The House mandated the Committee on Banking and Currency to interface with commercial banks to ascertain the justification for the big gap between the MPR and the lending rates.
It also mandated the Committees on Banking and Currency, Finance, and Industry to organize a round-table session with the Central Bank of Nigeria (CBN), Banks, the Nigerian Deposit Insurance Corporation (NDIC), Small and Medium Enterprises (SMEs), the Manufacturers Association of Nigeria, Industrialists and Industry Experts with a view to finding immediate, sustainable and lasting solutions that would help usher in a new interest rate regime that would support enterprise development in Nigeria.
The House reached these resolutions Wednesday during plenary on adoption of a motion on: “Need to Investigate Banks’ Lending Practices, Protect Borrowers from Exploitative Interest Rates and Promote Economic Development moved by Fatoba Olusola Steven (APC, Ekiti).
The Lawmaker while presenting the motion said the House notes that the current lending interest rates of commercial banks are as high as 30%, making Nigeria one of the countries with the highest lending rates in Africa, and probably the world.
According to him, the House: “also notes that lending rates are largely determined by the Monetary Policy Rate (MPR) set out by the Central Bank of Nigeria (CBN), hence the higher the MPR, the higher the interest rates charged by commercial banks.
“Further notes that the MPR is held at 14% while that of South Africa, the longtime economic rival of Nigeria is at 6.5%, thus making Nigeria one of the top five countries in Africa with the highest interest rates.
“Concerned that the lending interest rates of banks restrict lending, particularly to Small and Medium Enterprises (SMEs), manufacturers and Industrialists, all belonging to a sector which employed a large percentage of the workforce in Nigeria.

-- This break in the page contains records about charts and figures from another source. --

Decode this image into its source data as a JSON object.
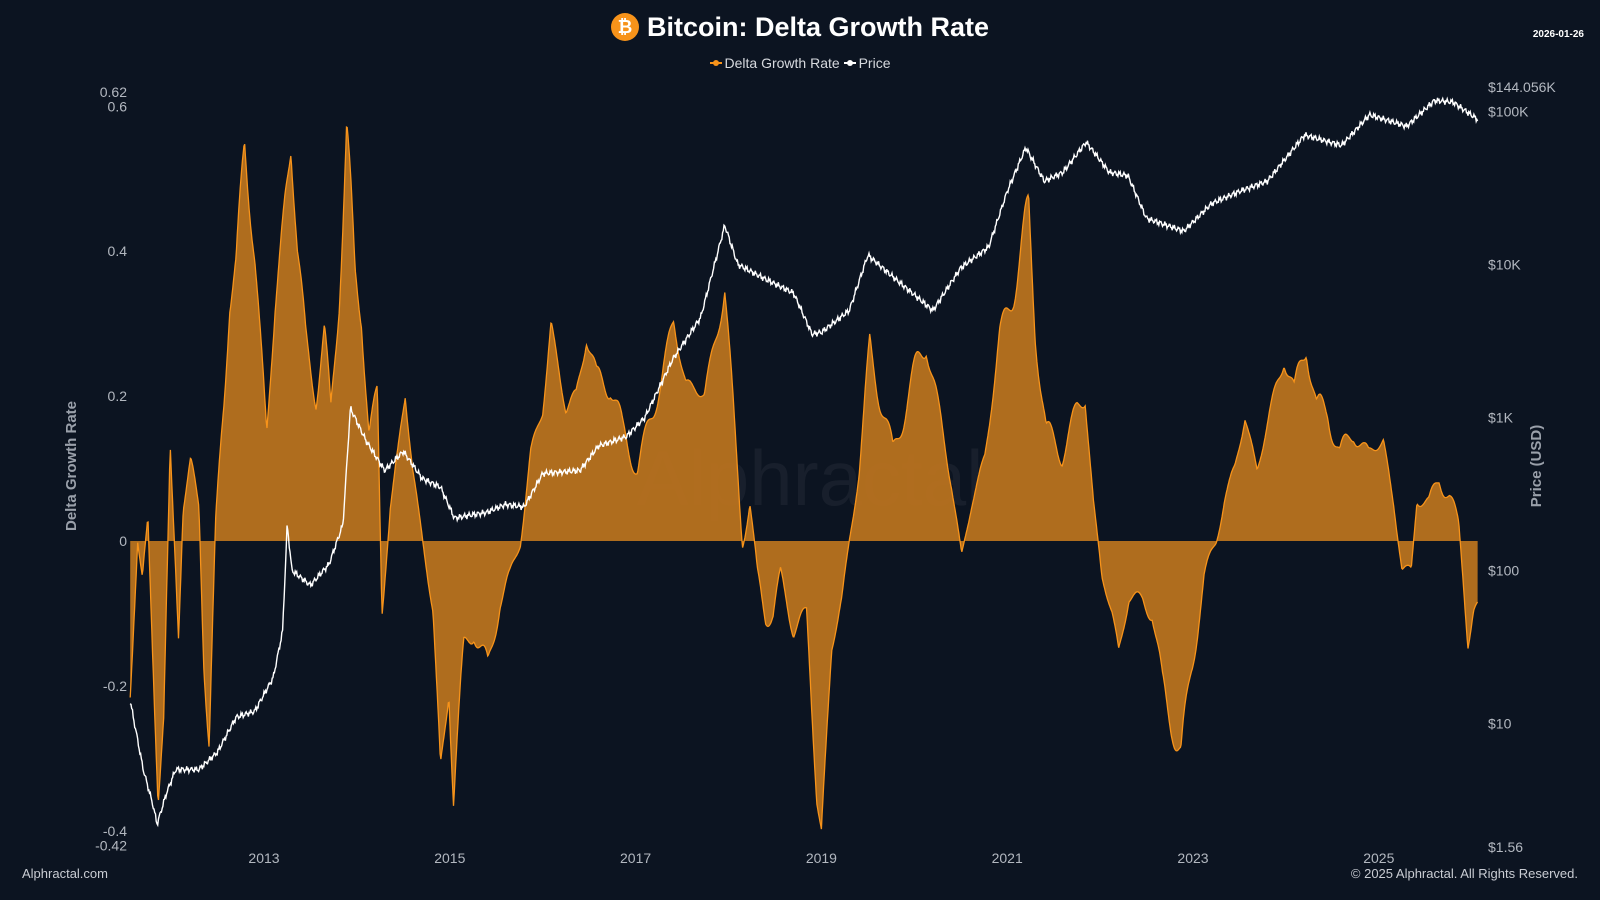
{
  "header": {
    "title": "Bitcoin: Delta Growth Rate",
    "logo_glyph": "₿",
    "date": "2026-01-26"
  },
  "footer": {
    "left": "Alphractal.com",
    "right": "© 2025 Alphractal. All Rights Reserved."
  },
  "watermark": "Alphractal",
  "colors": {
    "background": "#0c1421",
    "dgr": "#f7931a",
    "dgr_fill": "#b8721f",
    "price": "#ffffff"
  },
  "chart_data": {
    "type": "area",
    "title": "Bitcoin: Delta Growth Rate",
    "legend": [
      "Delta Growth Rate",
      "Price"
    ],
    "legend_position": "top",
    "grid": false,
    "x_ticks": [
      "2013",
      "2015",
      "2017",
      "2019",
      "2021",
      "2023",
      "2025"
    ],
    "y_left": {
      "label": "Delta Growth Rate",
      "range": [
        -0.42,
        0.62
      ],
      "ticks": [
        "0.62",
        "0.6",
        "0.4",
        "0.2",
        "0",
        "-0.2",
        "-0.4",
        "-0.42"
      ]
    },
    "y_right": {
      "label": "Price (USD)",
      "scale": "log",
      "range": [
        1.56,
        144056
      ],
      "ticks": [
        "$144.056K",
        "$100K",
        "$10K",
        "$1K",
        "$100",
        "$10",
        "$1.56"
      ]
    },
    "series": [
      {
        "name": "Delta Growth Rate",
        "type": "area",
        "x": [
          2011.56,
          2011.64,
          2011.69,
          2011.75,
          2011.8,
          2011.86,
          2011.92,
          2011.99,
          2012.08,
          2012.13,
          2012.21,
          2012.3,
          2012.35,
          2012.41,
          2012.48,
          2012.57,
          2012.63,
          2012.7,
          2012.79,
          2012.9,
          2013.03,
          2013.12,
          2013.23,
          2013.29,
          2013.36,
          2013.45,
          2013.56,
          2013.65,
          2013.72,
          2013.81,
          2013.89,
          2013.98,
          2014.05,
          2014.13,
          2014.22,
          2014.27,
          2014.36,
          2014.44,
          2014.52,
          2014.6,
          2014.71,
          2014.82,
          2014.9,
          2014.99,
          2015.04,
          2015.15,
          2015.26,
          2015.41,
          2015.54,
          2015.65,
          2015.76,
          2015.87,
          2016.0,
          2016.09,
          2016.25,
          2016.36,
          2016.47,
          2016.58,
          2016.73,
          2016.86,
          2017.02,
          2017.19,
          2017.41,
          2017.54,
          2017.74,
          2017.96,
          2018.04,
          2018.15,
          2018.23,
          2018.31,
          2018.4,
          2018.48,
          2018.56,
          2018.7,
          2018.84,
          2018.95,
          2019.0,
          2019.11,
          2019.22,
          2019.3,
          2019.41,
          2019.52,
          2019.63,
          2019.77,
          2019.93,
          2020.13,
          2020.26,
          2020.4,
          2020.51,
          2020.62,
          2020.76,
          2020.92,
          2021.07,
          2021.23,
          2021.3,
          2021.42,
          2021.59,
          2021.75,
          2021.84,
          2021.93,
          2022.02,
          2022.13,
          2022.2,
          2022.31,
          2022.46,
          2022.56,
          2022.67,
          2022.78,
          2022.87,
          2022.98,
          2023.12,
          2023.25,
          2023.34,
          2023.45,
          2023.56,
          2023.69,
          2023.84,
          2023.98,
          2024.09,
          2024.22,
          2024.33,
          2024.45,
          2024.58,
          2024.73,
          2024.89,
          2025.05,
          2025.16,
          2025.25,
          2025.35,
          2025.41,
          2025.54,
          2025.65,
          2025.76,
          2025.86,
          2025.91,
          2025.96,
          2026.02,
          2026.07
        ],
        "values": [
          -0.22,
          0.0,
          -0.05,
          0.03,
          -0.15,
          -0.35,
          -0.25,
          0.12,
          -0.12,
          0.05,
          0.1,
          0.05,
          -0.15,
          -0.28,
          0.02,
          0.2,
          0.34,
          0.38,
          0.54,
          0.4,
          0.15,
          0.32,
          0.48,
          0.55,
          0.4,
          0.28,
          0.2,
          0.28,
          0.18,
          0.35,
          0.56,
          0.36,
          0.32,
          0.15,
          0.2,
          -0.1,
          0.05,
          0.12,
          0.2,
          0.1,
          0.0,
          -0.1,
          -0.32,
          -0.2,
          -0.35,
          -0.15,
          -0.12,
          -0.18,
          -0.08,
          -0.05,
          0.0,
          0.12,
          0.18,
          0.3,
          0.18,
          0.2,
          0.29,
          0.22,
          0.22,
          0.15,
          0.1,
          0.18,
          0.3,
          0.22,
          0.2,
          0.35,
          0.2,
          0.0,
          0.05,
          -0.05,
          -0.1,
          -0.1,
          -0.05,
          -0.12,
          -0.1,
          -0.35,
          -0.4,
          -0.15,
          -0.08,
          0.0,
          0.1,
          0.27,
          0.2,
          0.12,
          0.2,
          0.28,
          0.18,
          0.08,
          -0.02,
          0.05,
          0.12,
          0.28,
          0.35,
          0.45,
          0.3,
          0.15,
          0.12,
          0.18,
          0.2,
          0.05,
          -0.05,
          -0.1,
          -0.15,
          -0.08,
          -0.08,
          -0.1,
          -0.2,
          -0.25,
          -0.3,
          -0.18,
          -0.05,
          0.0,
          0.06,
          0.1,
          0.17,
          0.1,
          0.18,
          0.26,
          0.2,
          0.28,
          0.18,
          0.18,
          0.12,
          0.15,
          0.12,
          0.14,
          0.05,
          -0.04,
          -0.04,
          0.06,
          0.05,
          0.09,
          0.06,
          0.02,
          -0.05,
          -0.13,
          -0.1,
          -0.1
        ]
      },
      {
        "name": "Price",
        "type": "line",
        "axis": "right",
        "x": [
          2011.56,
          2011.7,
          2011.8,
          2011.85,
          2011.95,
          2012.05,
          2012.3,
          2012.5,
          2012.7,
          2012.9,
          2013.1,
          2013.2,
          2013.25,
          2013.3,
          2013.5,
          2013.7,
          2013.85,
          2013.93,
          2014.1,
          2014.3,
          2014.5,
          2014.7,
          2014.9,
          2015.05,
          2015.4,
          2015.6,
          2015.8,
          2016.0,
          2016.4,
          2016.6,
          2016.9,
          2017.1,
          2017.4,
          2017.7,
          2017.96,
          2018.1,
          2018.4,
          2018.7,
          2018.9,
          2019.0,
          2019.3,
          2019.5,
          2019.8,
          2020.2,
          2020.5,
          2020.8,
          2021.0,
          2021.2,
          2021.4,
          2021.6,
          2021.85,
          2022.1,
          2022.3,
          2022.5,
          2022.9,
          2023.2,
          2023.5,
          2023.8,
          2024.2,
          2024.6,
          2024.9,
          2025.3,
          2025.6,
          2025.8,
          2026.07
        ],
        "values": [
          14,
          5,
          3,
          2.2,
          3.5,
          5,
          5,
          6.5,
          11,
          12,
          20,
          40,
          200,
          100,
          80,
          110,
          200,
          1150,
          700,
          450,
          600,
          400,
          350,
          220,
          240,
          270,
          260,
          430,
          450,
          650,
          750,
          1000,
          2400,
          4500,
          18000,
          10000,
          8000,
          6500,
          3500,
          3600,
          5000,
          11500,
          8000,
          5000,
          9500,
          13000,
          30000,
          58000,
          35000,
          40000,
          63000,
          40000,
          38000,
          20000,
          16500,
          25000,
          30000,
          35000,
          70000,
          60000,
          95000,
          80000,
          118000,
          115000,
          88000
        ]
      }
    ]
  }
}
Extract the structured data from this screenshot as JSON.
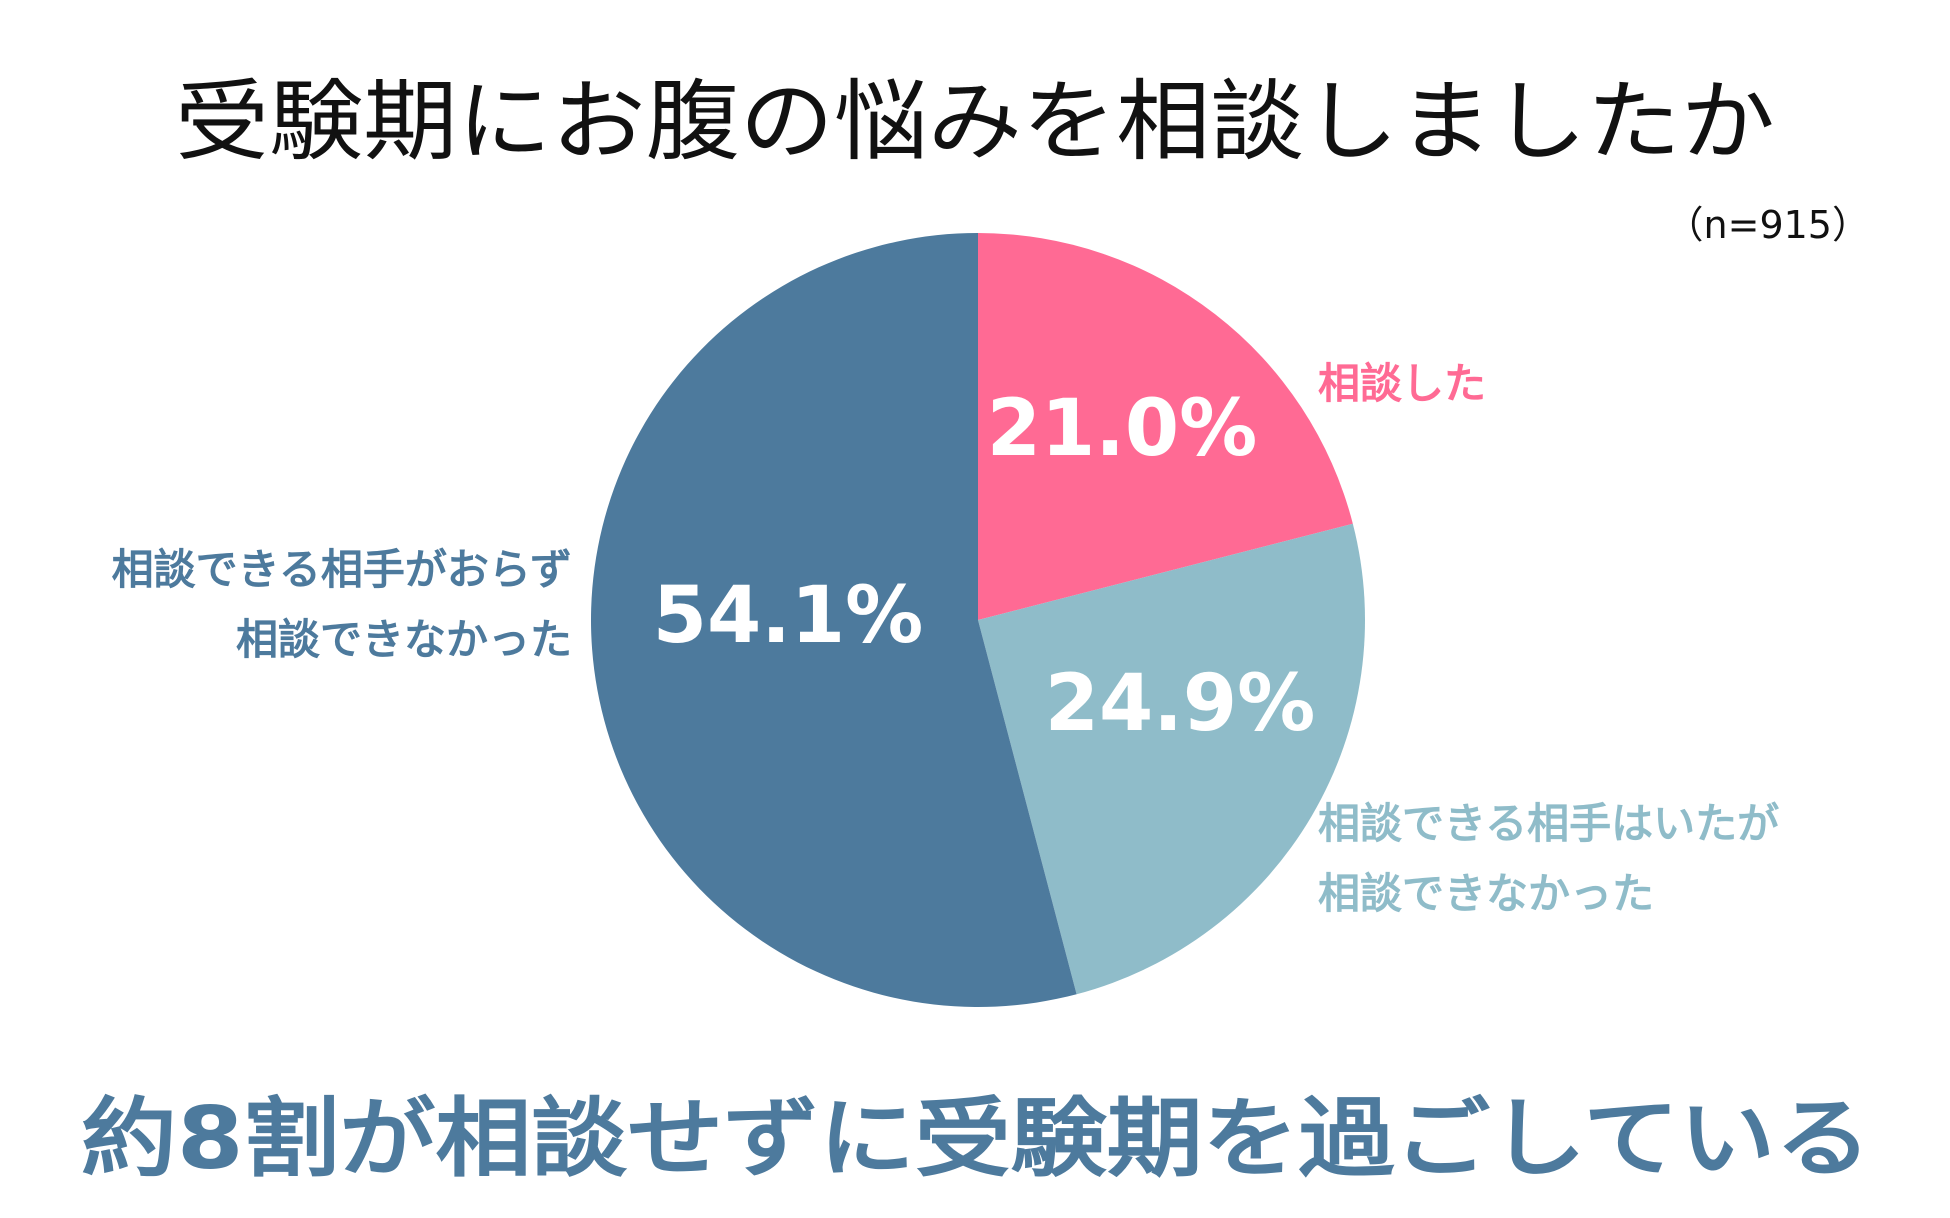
{
  "chart_data": {
    "type": "pie",
    "title": "受験期にお腹の悩みを相談しましたか",
    "sample_size": "（n=915）",
    "unit": "%",
    "slices": [
      {
        "label": [
          "相談した"
        ],
        "value": 21.0,
        "display": "21.0%",
        "color": "#ff6a94"
      },
      {
        "label": [
          "相談できる相手はいたが",
          "相談できなかった"
        ],
        "value": 24.9,
        "display": "24.9%",
        "color": "#8fbcc9"
      },
      {
        "label": [
          "相談できる相手がおらず",
          "相談できなかった"
        ],
        "value": 54.1,
        "display": "54.1%",
        "color": "#4d7a9d"
      }
    ],
    "start_angle": "12 o'clock",
    "direction": "clockwise",
    "legend": "none"
  },
  "summary": {
    "text": "約8割が相談せずに受験期を過ごしている",
    "color": "#4d7a9d"
  }
}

“Worried that the lending rates impede economic growth as they impact negatively on the performance of the manufacturing sector due to the difficulty of accessing loans from banks.
“Cognizant that banks are the primary sources of capital for manufacturers and industrialists, but when lending at a high interest rate, profits in the Nigeria maturing process are eroded which makes it difficult or unattractive for manufacturers to continue in business.
“Also concerned that the resolve of President Muhammadu Buhari to lift 100 million Nigerians out of poverty may be difficult to achieve if the issue of high lending rates and the challenges of having access to loans are not critically addressed.
“Also worried that when interest rates are high, investors and banks are often willing to invest in government securities only which pay high returns, a phenomenon known as crowding out, as high interest rates on government securities draw investments away from other areas of the economy.
“Further concerned that high interest rates cannot both contain inflation and stimulate economic growth at the same time, while in reality citizens, Small and Medium Enterprises, manufacturers and investors are bearing the brunt of the “cut throat” lending rates where the banks and their directors remain the major beneficiaries of the high lending rates”.